Эта милая Людмила
Шрифт:
— Как? С чего вдруг?
— С чего — неизвестно. Но вот именно — вдруг. Растёт замухрышечка какая-нибудь, на неё внимания никто уже и не обращает, а она вдруг — раз! — и расцветет. А бывает и наоборот. Живёт красоточка. От зеркала не отходит. Собой любуется. И — вдруг! — потихонечку-потихонечку, полегонечку-полегонечку, а потом всё быстрее начинает дурнеть!

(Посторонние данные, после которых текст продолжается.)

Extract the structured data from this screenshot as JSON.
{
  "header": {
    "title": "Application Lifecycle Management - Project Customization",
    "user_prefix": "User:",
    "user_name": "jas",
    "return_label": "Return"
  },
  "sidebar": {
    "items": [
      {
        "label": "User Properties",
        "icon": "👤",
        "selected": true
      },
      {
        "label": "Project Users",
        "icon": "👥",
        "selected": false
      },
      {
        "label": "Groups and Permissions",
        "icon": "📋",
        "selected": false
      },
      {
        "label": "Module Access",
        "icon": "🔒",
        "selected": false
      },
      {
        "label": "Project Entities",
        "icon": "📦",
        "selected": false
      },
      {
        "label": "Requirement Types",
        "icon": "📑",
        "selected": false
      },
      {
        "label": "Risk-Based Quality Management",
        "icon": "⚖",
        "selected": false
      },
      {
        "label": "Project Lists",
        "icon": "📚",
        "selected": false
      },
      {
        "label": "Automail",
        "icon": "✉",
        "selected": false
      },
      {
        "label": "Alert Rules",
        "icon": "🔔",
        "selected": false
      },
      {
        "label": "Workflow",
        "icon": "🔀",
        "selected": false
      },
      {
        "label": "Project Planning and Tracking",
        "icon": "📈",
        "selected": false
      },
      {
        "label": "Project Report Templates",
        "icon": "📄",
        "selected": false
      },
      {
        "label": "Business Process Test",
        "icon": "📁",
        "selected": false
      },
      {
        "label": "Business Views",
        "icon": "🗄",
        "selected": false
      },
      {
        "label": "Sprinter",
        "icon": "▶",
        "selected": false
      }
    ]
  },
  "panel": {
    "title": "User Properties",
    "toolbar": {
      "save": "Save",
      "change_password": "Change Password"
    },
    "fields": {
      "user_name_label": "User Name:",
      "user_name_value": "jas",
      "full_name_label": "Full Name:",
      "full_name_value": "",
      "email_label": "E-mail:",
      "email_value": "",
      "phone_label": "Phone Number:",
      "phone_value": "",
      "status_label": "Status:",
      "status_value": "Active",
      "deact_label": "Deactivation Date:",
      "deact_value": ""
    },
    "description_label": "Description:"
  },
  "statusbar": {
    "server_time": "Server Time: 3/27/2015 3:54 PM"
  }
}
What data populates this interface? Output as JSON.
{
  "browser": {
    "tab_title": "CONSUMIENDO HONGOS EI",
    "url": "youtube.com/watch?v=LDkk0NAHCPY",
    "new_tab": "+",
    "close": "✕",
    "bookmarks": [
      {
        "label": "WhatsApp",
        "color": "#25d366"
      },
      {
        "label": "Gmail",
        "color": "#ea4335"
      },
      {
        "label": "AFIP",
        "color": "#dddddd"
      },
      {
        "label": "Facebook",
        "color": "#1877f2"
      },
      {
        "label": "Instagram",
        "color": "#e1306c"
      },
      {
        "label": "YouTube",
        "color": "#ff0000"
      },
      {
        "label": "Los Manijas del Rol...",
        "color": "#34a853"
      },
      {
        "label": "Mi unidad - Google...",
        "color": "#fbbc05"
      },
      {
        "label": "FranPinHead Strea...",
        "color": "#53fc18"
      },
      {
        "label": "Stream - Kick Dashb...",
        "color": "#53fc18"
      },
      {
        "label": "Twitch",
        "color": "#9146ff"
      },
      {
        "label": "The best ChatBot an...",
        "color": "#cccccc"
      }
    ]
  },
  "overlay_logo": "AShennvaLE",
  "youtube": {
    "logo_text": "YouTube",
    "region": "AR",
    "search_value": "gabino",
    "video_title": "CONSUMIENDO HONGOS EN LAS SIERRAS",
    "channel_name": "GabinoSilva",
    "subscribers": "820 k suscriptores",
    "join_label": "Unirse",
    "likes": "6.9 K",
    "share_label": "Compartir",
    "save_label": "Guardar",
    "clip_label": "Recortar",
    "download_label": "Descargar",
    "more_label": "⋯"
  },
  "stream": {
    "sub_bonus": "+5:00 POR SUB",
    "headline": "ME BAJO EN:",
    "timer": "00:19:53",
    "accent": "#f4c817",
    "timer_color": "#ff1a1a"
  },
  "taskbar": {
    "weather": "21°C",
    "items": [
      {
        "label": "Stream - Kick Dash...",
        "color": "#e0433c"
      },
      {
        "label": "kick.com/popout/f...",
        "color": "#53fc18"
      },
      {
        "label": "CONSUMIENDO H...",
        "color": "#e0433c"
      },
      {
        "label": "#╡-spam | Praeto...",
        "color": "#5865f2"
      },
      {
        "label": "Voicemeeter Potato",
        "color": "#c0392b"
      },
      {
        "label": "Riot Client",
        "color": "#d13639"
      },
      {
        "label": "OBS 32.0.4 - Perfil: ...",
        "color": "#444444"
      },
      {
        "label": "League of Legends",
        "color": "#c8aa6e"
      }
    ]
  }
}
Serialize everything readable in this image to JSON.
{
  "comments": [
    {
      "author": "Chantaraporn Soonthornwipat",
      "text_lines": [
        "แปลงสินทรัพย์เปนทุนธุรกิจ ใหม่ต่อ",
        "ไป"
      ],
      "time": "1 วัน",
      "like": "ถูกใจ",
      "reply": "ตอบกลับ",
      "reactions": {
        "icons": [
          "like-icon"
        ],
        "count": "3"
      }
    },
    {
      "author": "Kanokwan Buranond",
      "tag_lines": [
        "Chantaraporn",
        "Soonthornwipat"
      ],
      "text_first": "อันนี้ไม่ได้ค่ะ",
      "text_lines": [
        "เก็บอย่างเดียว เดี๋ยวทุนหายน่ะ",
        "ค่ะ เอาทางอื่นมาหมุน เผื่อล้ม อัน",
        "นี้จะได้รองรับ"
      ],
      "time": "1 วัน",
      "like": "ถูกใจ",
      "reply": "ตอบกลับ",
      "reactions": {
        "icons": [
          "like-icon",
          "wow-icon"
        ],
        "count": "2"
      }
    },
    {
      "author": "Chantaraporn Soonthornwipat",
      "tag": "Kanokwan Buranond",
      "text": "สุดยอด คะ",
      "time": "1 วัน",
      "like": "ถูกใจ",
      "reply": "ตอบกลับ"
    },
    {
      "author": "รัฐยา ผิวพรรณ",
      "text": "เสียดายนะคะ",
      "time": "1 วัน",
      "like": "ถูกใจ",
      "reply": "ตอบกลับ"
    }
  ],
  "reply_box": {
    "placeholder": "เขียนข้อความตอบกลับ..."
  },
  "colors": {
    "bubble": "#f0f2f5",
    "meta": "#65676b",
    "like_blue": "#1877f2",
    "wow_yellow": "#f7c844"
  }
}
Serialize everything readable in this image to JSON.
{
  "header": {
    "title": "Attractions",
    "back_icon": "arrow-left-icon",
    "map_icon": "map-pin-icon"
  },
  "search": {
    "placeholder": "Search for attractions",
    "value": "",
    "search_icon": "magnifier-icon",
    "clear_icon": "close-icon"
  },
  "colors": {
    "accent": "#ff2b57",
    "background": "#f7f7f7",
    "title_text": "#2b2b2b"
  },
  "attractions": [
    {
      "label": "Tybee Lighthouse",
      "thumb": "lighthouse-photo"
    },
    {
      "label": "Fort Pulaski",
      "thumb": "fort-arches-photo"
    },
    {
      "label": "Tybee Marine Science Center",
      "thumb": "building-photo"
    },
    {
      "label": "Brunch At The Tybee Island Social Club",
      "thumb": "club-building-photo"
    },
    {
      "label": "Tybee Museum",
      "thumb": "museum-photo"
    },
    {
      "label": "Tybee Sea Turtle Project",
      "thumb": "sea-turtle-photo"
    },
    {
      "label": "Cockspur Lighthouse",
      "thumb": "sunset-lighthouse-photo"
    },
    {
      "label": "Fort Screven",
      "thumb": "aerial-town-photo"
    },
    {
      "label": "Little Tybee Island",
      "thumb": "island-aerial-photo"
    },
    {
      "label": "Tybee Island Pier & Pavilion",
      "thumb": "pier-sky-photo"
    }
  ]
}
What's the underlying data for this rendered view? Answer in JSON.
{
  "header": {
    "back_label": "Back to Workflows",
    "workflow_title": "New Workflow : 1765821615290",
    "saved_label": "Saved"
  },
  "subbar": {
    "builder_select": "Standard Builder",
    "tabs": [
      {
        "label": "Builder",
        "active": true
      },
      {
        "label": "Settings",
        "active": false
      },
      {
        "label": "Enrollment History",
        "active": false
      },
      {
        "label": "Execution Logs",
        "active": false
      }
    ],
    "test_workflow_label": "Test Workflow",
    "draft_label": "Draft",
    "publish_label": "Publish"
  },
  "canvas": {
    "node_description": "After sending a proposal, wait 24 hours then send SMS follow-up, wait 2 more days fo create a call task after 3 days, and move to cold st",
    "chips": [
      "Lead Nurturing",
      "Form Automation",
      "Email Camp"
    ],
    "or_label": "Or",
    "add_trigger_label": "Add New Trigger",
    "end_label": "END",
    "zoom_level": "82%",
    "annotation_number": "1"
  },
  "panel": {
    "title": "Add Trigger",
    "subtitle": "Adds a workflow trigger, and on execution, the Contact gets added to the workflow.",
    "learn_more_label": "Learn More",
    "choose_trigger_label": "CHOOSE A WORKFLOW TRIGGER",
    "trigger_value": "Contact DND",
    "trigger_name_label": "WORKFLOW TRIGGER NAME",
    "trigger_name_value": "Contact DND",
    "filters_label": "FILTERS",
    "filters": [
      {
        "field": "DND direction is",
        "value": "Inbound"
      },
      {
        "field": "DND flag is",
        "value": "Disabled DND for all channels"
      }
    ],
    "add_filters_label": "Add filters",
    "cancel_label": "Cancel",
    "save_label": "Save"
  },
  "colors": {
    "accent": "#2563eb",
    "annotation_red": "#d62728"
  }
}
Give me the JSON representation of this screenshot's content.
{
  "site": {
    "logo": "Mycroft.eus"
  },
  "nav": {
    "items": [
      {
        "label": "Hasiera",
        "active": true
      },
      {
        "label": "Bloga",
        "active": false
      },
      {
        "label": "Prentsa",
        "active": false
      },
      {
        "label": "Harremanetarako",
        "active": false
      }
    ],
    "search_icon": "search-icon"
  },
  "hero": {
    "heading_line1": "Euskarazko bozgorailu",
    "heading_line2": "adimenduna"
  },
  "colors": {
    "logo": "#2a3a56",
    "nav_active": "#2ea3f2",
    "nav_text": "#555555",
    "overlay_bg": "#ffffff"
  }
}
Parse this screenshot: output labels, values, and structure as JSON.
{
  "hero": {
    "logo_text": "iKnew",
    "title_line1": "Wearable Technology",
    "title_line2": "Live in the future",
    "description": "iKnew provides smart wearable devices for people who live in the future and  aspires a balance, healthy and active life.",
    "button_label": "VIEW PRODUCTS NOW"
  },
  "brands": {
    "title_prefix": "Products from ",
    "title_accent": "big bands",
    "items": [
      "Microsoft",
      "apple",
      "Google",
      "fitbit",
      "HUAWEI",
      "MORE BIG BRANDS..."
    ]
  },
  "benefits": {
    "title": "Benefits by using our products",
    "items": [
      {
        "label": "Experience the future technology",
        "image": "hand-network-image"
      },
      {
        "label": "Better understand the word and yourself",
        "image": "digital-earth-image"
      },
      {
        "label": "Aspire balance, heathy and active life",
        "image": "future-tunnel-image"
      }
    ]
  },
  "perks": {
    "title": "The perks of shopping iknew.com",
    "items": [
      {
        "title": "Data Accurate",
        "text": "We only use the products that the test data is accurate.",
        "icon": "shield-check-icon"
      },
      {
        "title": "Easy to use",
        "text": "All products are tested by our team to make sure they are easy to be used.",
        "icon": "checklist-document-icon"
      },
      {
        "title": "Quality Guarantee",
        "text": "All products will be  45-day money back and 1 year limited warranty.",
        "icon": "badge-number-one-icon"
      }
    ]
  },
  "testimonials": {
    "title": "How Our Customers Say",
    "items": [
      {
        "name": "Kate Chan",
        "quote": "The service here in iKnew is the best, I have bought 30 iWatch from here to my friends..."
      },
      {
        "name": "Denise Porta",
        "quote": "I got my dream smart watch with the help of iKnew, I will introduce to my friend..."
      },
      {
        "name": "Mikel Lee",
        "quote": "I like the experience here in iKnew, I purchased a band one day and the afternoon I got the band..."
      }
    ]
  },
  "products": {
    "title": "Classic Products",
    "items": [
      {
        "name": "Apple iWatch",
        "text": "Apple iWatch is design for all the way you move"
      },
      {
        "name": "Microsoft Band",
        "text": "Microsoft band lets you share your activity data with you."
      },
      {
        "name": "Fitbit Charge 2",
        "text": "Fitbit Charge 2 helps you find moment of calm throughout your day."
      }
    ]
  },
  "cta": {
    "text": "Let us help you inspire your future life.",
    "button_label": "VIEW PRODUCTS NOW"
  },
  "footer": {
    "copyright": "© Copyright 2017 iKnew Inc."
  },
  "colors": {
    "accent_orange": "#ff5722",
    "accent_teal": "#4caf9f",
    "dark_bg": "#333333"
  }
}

— Мама говорит, что я непростительно тощая!
— Тощие могут потолстеть. А вот если бы ты была непростительно, извини, жирная, это было бы непоправимо. Толстые,
— А мама?
— Я же не маму остригу, а тебя. Ты же сейчас считаешься свободным человеком. Значит, имеешь полное право хотя бы укоротить волосы. Я займусь твоими родителями, когда буду приезжать к тебе. У меня с моими никаких конфликтов. А вот у некоторых подружек — драмы, комедии, а чаще всего — цирк! То дети изводят родителей, то родители детям нормально жить не дают.
— Почему же так бывает? — горестно и недоуменно спросила Голгофа.
— Никто толком не знает! — авторитетным тоном заявила эта милая Людмила, но чуть сконфуженно замолчала и, снизив голос до шёпота и даже оглянувшись по сторонам, проговорила: — По-моему, во всём виноваты всё-таки взрослые. Ведь они же были когда-то детьми и обязаны в нас понимать всё до мельчайших подробностей!
— Слушай… — Голгофа наклонилась к её уху. — А может быть так, что тех взрослых, которые не умеют правильно обращаться с детьми, самих неправильно воспитывали и они были плохими детьми?
— Вообще-то подобные рассуждения — не нашего ума дело, — задумчиво призналась эта милая Людмила, — вот подрастем, у нас самих будут дети, и посмотрим тогда, что из этого получится. Взрослым ведь тоже нелегко. Их тоже понять надо… И пошли-ка завтракать, нам надо набираться сил. День сегодня будет выдающийся по трудностям. Наиболее интересно то, какой же сюрпризик преподнесёт нам Герман.
— Он тебя у-у-у-ужасно ревнует к Панте, — стыдливо сообщила Голгофа. — Он вчера у костра на тебя та-а-а-а-ак смотрел…
— Ка-а-а-а-ак? — рассмеялась эта милая Людмила.
— Ну как в балете. Раз там ни петь, ни говорить нельзя, иногда там та-а-а-а-ак таращат глаза… Вот как Герман вчера.
— Я в нём разочаровалась. Собственно, я и очарована-то, конечно, не была… Перевоспитательную работу я с ним не брошу, но… Избалованная девочка — противна, избалованный мальчик — просто, извини, мерзость. Представляешь, каким он будет мужем?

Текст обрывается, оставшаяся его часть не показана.